«Форма против содержания. Цели и средство», – проговорил Новосильцев, которому, судя по его виду и поведению, было безразлично состояние, в котором пребывает его кузен. – «Помнится, ты ранее говорил, что, мол, неважно, отменит ли рабство государь именным указом или же это сделает некий Сенат, Синод, Конвент…»

При слове «Конвент» Строганов сильно поморщился и осел на кресло, приложив кончики пальцев к левому виску.

«Вам нехорошо?» – тихо спросил я его.

«Пустое… Зуб мудрости болит, отдает в голову, бывает», – раздраженно отмахнулся от меня Поль.

«Ежели твоя голова болит от таких элементарных вещей, то ли будет, когда мы начнем решать реальные проблемы», – усмешливо произнес Новосильцев. Он совершенно не казался пьяным. Голос его был ясным и твердым. Жесты – уверенными и размашистыми. Хоть ставь его на трибуну. Меня такие слова покоробили, я не выдержал и сказал прямо:

«Вы что, не видите, что ваш кузен не может вести с вами теперь отвлеченные беседы, в его состоянии?»

Новосильцев иронично воззрился на меня.

«Вам-то какая печаль, Христофор Андреевич?» – произнес он по-русски. – «Как погляжу, вы очень добрый. А сие нехорошо.
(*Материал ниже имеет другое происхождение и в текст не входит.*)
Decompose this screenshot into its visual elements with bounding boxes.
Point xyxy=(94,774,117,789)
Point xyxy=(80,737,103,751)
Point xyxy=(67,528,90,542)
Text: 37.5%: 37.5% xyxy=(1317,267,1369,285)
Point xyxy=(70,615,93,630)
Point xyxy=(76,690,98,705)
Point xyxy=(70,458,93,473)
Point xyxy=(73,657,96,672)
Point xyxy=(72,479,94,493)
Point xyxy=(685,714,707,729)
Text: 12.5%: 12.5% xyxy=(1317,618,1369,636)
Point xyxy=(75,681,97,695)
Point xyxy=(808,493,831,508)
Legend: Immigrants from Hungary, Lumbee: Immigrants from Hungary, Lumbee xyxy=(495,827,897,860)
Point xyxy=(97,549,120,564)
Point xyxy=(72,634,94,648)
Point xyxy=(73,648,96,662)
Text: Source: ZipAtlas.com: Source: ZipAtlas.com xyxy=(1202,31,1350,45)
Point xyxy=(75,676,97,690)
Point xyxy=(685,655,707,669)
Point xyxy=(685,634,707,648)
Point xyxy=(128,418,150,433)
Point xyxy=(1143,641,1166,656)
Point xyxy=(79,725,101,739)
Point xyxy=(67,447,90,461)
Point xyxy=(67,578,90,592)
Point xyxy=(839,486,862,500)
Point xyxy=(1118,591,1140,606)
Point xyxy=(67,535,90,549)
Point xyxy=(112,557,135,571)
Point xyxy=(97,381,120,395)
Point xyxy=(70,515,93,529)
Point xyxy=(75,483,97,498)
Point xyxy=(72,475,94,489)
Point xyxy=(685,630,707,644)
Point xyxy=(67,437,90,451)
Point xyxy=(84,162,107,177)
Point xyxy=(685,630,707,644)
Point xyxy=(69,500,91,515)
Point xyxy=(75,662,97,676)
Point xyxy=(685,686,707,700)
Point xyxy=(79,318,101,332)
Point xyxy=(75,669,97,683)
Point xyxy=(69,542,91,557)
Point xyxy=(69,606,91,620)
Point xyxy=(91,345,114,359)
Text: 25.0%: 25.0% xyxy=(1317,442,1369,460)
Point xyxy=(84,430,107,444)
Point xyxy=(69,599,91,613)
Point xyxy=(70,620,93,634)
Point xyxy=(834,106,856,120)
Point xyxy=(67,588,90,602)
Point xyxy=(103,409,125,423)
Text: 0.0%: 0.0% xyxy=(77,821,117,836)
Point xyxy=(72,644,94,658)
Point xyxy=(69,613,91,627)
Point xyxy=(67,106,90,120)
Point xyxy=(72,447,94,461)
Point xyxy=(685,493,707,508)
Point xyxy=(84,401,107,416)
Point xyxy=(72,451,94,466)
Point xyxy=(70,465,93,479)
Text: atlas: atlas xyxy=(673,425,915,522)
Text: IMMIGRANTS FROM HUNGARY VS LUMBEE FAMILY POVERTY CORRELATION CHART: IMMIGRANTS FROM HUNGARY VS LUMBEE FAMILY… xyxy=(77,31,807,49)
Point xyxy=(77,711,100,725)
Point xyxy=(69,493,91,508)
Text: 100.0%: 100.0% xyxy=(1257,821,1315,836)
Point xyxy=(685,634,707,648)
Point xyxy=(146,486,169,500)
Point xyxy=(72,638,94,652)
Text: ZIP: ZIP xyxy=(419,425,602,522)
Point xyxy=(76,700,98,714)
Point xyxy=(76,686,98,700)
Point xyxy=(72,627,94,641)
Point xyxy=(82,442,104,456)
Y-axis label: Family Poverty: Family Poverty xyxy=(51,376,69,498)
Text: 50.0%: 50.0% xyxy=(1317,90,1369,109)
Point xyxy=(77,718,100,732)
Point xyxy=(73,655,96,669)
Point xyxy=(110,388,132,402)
Нам нынче нужны злые, как цепные псы или граф Аракчеев».

«Довольно», – твердо, хоть и почти шепотом, отвечал граф Строганов. – «Уходи. Проспись. И чтобы до утра я тебя не видел».

Новосильцев вальяжно встал с дивана и не спеша двинулся к двери. Прежде чем выйти из кабинета, он проговорил:

«А коли, братец, зуб у тебя болит, так значит, надо его поскорее вырвать. Очень странно, что с этим ты тянешь, а с реформами – нет».

Мне сделалось крайне неудобно быть свидетелем семейной ссоры.

«Не обращайте на него внимания», – произнес Строганов слабо. – «В последнем он прав… Я ужасно боюсь этих клещей и кровищи, хлещущей изо рта, можете себе представить».

Я, лишившийся к тому времени уже пяти зубов, отлично его понимал. Металлическое лязганье зубоврачебных инструментов заставляет кровь холодеть в жилах, и уже кажется, что не так-то сильна была боль, – она в ту минуту делается весьма умеренной, а то и вовсе пропадает. Недаром насильственное удаление зубов – один из видов пыток.

«Не надо здоровые зубы рвать, они вам еще пригодятся», – тихо отвечал я. – «Голова у вас раскалывается не от них».

«А вы, что, имеете степень доктора медицины?» – слабо усмехнулся он. – «Так быстро выявили… Впрочем, возможно, вы правы. Это уже четыре года как продолжается…»

«Дайте руку», – деловито проговорил я.

«Но у меня нет жара», – удивленно произнес Поль.

«Я не собираюсь считать ваш пульс», – сказал я.

«А зачем же…?»

«Попробую убрать ваше болезненное состояние».

Строганов не стал подавать мне свою руку – напротив, прижал ее к себе плотнее. В голубых глазах его вместо боли отразилось недоумение.

«Вы практикуете животный магнетизм? Надо же…», – еле слышно ответил он. – «Никогда бы про вас не подумал».

«До вас просто не доходили определенные слухи обо мне», – усмехнулся я. – «Но я никогда не учился сему ремеслу. Оно как-то помогает… не знаю уж, как. Не уверен, что получится, кстати. Но попробовать стоит».

«Раз так, давайте попробуем. Все равно мне терять нечего», – Поль протянул мне левую руку. Я переплел его пальцы со своими, и закрыл глаза, считывая все то, что происходило в его теле ранее. Перед глазами проносились золотистые звезды, моментально взрываясь, прежде чем я смог обратить внимание. Мое тело постепенно наполнялось водой, тяжелой и горячей, как расплавленный свинец. Я разжал пальцы Поля после того, как эта влага подступила к горлу, дошла до моей многострадальной верхушки левого легкого… Продержись я чуть дольше, получил бы очередное обострение, как пить дать.